The international sanctions imposed on Iran have created a great deal of pain for ordinary Iranians but haven’t altered the regime’s determination to press ahead toward a nuclear weapon one jot. The increased pace of enrichment and the move of most of their material to a hardened underground mountain facility at Fordow have been a flagrant demonstration of the regime’s contempt for the West’s calls for them to stop. In this context, the diversion to the medical reactor seems more like a tactical move designed to generate more U.S. confidence in diplomacy — boosted by articles in the Times — then a strategic decision to back away from their nuclear goal. If so, it has achieved exactly what they wanted at the cost of only a slight delay in their schedule.

So long as the administration and its European allies are convinced their diplomatic efforts have hope — no matter how faint or unrealistic that hope might be — the Iranians can rest assured that there is little danger of the president making good on his promise to do whatever it is necessary in order to forestall this threat.

After so many examples in recent years of Iran gulling the West on this issue it is difficult to understand why the administration would even think about falling for the same trick again.
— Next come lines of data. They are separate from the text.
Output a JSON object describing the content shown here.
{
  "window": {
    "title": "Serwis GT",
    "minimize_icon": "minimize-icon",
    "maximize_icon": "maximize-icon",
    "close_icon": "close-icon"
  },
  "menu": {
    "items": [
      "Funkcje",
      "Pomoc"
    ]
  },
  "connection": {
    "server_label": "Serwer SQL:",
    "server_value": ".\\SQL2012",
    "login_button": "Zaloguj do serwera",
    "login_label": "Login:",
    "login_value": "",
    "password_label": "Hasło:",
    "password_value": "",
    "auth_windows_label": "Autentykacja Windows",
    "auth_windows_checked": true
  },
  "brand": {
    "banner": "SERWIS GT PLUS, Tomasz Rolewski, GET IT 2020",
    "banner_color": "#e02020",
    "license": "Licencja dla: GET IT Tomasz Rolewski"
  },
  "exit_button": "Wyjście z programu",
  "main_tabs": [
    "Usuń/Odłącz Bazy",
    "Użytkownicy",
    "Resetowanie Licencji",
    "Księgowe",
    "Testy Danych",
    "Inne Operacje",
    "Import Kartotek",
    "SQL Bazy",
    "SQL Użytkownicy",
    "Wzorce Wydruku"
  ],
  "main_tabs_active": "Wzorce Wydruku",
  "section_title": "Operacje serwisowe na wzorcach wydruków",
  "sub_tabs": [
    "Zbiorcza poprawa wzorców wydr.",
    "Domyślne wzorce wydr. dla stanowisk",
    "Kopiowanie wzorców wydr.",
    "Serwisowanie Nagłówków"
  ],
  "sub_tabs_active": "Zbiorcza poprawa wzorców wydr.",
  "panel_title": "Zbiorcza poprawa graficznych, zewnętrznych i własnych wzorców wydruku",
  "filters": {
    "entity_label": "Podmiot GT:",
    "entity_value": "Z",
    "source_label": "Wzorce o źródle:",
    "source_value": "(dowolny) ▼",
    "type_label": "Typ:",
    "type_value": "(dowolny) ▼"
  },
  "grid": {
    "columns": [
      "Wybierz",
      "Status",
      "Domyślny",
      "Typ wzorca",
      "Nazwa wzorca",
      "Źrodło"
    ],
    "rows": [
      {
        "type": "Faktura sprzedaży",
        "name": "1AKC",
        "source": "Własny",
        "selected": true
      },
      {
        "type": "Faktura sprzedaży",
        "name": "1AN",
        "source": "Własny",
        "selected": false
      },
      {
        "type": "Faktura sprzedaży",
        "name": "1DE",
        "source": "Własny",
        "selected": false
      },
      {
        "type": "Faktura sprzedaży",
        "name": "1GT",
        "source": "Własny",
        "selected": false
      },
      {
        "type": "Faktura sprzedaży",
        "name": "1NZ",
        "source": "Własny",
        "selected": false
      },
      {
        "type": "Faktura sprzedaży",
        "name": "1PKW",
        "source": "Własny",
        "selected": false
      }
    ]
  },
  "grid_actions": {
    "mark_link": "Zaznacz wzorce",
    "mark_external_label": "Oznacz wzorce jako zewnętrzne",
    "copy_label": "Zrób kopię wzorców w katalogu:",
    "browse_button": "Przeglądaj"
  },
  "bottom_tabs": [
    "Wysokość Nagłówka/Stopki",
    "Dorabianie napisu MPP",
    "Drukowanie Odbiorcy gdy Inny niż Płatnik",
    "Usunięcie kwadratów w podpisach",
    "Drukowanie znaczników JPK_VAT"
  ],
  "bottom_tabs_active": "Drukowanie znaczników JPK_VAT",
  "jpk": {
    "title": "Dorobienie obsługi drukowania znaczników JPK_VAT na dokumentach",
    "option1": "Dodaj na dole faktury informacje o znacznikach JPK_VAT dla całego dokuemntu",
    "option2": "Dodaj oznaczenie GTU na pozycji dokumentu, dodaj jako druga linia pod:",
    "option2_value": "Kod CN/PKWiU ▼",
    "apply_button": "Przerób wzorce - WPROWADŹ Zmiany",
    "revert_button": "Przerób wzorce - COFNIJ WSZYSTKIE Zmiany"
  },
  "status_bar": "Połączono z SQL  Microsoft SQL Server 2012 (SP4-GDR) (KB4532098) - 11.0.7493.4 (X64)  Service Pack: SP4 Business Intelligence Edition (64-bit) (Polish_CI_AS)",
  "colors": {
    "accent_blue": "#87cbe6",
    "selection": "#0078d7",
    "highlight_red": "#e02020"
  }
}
The only possible reason to grasp onto such a hope would be the fact that neither the president nor any of his current foreign policy team or their second term replacements are really interested in a confrontation with Tehran even over an issue as serious as this.

That’s why, as was the case in the past with similar diplomatic dead-ends pursued by first the George W. Bush administration and then its successor, a willingness to believe in the possibility of a diplomatic opening with Iran has more to do with a desire to punt on the issue rather than any sincere belief that a deal is even possible. It remains to be seen whether President Obama really means what he says about keeping all options on the table if diplomacy with Iran conclusively fails. But so long as his administration is determined to fall for every  Iranian  deception, there is little likelihood that promise will ever be put to the test until it is already too late to do anything about the threat.